Top 10 Video Trends [Infographic] (MarketingProfs). Also from the infographic: Video is becoming more search-friendly; thanks to AI and closed captions.

Live streaming is the top video trend for 2018.
The top video trend for 2018 is live streaming.

Social Media Rundown: Pivot to Video? Not So Fast; Facebook Hack; Russian Trolls Influence Brexit

Facebook thumbs up.
Even as Facebook executives were insisting that video consumption was skyrocketing, it was becoming clear that some of the metrics the company had used to calculate time spent on videos were wrong.

Not a lot happening in the world of social media this week; just the usual: shady Facebook news, data breaches, and more revelations on Russia’s influence on the Brexit referendum.
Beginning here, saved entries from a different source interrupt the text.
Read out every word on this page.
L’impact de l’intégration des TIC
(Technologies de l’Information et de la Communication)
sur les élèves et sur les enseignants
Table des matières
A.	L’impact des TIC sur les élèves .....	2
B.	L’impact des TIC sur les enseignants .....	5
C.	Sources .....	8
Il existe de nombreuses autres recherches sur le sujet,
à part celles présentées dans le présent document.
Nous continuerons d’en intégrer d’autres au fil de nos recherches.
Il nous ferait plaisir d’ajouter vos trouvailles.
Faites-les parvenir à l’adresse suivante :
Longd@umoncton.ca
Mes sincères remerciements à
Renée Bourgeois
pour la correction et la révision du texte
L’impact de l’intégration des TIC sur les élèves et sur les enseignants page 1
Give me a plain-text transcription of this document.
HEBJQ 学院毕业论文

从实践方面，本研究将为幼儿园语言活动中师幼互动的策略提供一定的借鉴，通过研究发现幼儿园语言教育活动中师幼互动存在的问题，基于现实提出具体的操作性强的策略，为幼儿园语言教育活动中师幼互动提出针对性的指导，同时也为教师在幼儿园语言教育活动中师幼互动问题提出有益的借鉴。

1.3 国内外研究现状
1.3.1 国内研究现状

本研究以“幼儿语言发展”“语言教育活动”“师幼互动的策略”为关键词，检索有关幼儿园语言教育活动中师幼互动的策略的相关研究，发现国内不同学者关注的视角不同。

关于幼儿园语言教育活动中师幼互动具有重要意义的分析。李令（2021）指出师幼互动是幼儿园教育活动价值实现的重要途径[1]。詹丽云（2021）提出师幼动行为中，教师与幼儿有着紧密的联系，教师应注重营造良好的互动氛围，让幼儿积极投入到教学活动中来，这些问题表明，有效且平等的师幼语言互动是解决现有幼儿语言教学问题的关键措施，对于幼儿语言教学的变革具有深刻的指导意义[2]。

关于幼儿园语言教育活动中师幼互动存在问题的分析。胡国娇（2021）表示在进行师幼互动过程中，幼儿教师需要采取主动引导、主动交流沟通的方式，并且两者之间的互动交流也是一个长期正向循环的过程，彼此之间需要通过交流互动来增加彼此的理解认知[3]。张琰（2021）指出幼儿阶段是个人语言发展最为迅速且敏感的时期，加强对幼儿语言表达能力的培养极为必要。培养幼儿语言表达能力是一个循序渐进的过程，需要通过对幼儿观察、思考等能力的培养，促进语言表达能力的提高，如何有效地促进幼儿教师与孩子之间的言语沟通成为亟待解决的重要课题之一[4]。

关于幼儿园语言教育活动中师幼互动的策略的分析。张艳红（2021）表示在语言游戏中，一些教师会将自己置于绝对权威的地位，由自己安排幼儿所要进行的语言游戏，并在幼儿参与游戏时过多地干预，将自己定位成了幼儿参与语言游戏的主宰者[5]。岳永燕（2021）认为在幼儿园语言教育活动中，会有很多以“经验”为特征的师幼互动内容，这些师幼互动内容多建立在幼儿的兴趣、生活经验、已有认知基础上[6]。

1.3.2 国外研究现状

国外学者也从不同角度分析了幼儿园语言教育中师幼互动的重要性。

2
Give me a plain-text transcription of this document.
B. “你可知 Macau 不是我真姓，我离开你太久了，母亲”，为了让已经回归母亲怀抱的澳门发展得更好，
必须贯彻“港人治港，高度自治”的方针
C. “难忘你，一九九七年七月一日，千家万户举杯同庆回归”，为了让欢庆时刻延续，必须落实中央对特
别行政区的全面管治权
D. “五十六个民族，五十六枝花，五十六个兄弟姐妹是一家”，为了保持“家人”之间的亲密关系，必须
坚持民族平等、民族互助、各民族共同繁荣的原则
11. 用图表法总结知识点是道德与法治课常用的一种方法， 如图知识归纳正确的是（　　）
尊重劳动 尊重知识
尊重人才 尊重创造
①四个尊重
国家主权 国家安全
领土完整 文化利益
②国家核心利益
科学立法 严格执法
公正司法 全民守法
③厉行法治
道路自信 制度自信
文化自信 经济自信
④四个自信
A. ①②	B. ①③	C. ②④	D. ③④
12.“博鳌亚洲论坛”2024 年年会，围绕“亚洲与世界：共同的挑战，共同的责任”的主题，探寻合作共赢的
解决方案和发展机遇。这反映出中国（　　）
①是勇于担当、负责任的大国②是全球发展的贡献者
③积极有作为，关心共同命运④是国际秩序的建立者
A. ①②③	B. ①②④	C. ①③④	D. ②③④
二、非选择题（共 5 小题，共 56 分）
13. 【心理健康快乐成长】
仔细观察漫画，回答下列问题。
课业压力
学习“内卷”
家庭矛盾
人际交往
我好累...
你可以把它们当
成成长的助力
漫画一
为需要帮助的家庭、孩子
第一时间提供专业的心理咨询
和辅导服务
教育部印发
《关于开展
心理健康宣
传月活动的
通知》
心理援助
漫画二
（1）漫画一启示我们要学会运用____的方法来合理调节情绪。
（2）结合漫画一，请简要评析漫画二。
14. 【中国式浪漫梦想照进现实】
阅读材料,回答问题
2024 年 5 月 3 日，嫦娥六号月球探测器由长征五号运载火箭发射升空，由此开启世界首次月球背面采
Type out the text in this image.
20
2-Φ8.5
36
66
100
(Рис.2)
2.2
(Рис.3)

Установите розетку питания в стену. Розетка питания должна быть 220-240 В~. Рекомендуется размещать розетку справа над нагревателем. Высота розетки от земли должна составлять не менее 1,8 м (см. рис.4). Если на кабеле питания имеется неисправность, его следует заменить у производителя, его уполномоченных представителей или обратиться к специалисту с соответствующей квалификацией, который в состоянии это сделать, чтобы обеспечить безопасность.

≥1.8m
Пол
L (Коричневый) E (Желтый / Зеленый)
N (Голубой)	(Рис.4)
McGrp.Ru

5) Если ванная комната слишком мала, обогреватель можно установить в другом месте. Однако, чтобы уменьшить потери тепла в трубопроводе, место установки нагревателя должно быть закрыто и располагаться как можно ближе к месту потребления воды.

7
For the learning section, I’ve stumbled upon two articles about using video to engage with your online audiences — check it out!

Social Media News:

  • Did Facebook’s Faulty Data Push News Publishers to Make Terrible Decisions on Video? (NiemanLab). Publishers’ “pivot to video” was driven largely by a belief that if Facebook was seeing users, in massive numbers, shift to video from text, the trend must be real. Perhaps we’re not actually in the midst of a video revolution.
  • Facebook’s Latest Hack Was by Spammers Who Just Wanted Money (Mashable). Facebook’s latest hack had the information of 29 million users scraped, but apparently by scammers wanting financial gain, rather than for political or ideological purposes.
  • Russian Trolls Sent Thousands of Pro-Leave Messages on Day of Brexit Referendum, Twitter Data Reveals (The Telegraph). The day of the Brexit vote, Russia mobilized an army of trolls, which at one stage included 3,800 accounts. The fake accounts Tweeted out 1,102 posts with the hashtag #ReasonsToLeaveEU. Now, how will Twitter prevent this from happening again?

Learn:

  • Twitter Has Renewed Its Live Video Push & Here’s What You Need to Know (TopRank Marketing). Once the dominate player in live video, Twitter fell to the likes of Facebook, YouTube, and even LinkedIn. This blog post has a few things to consider before jumping into live Twitter video.
  • 4 Ways to Use LinkedIn Video for Your Business (Social Media Examiner). Speaking of video, this article has some solid ideas on how you can use native LinkedIn video to engage with your audience.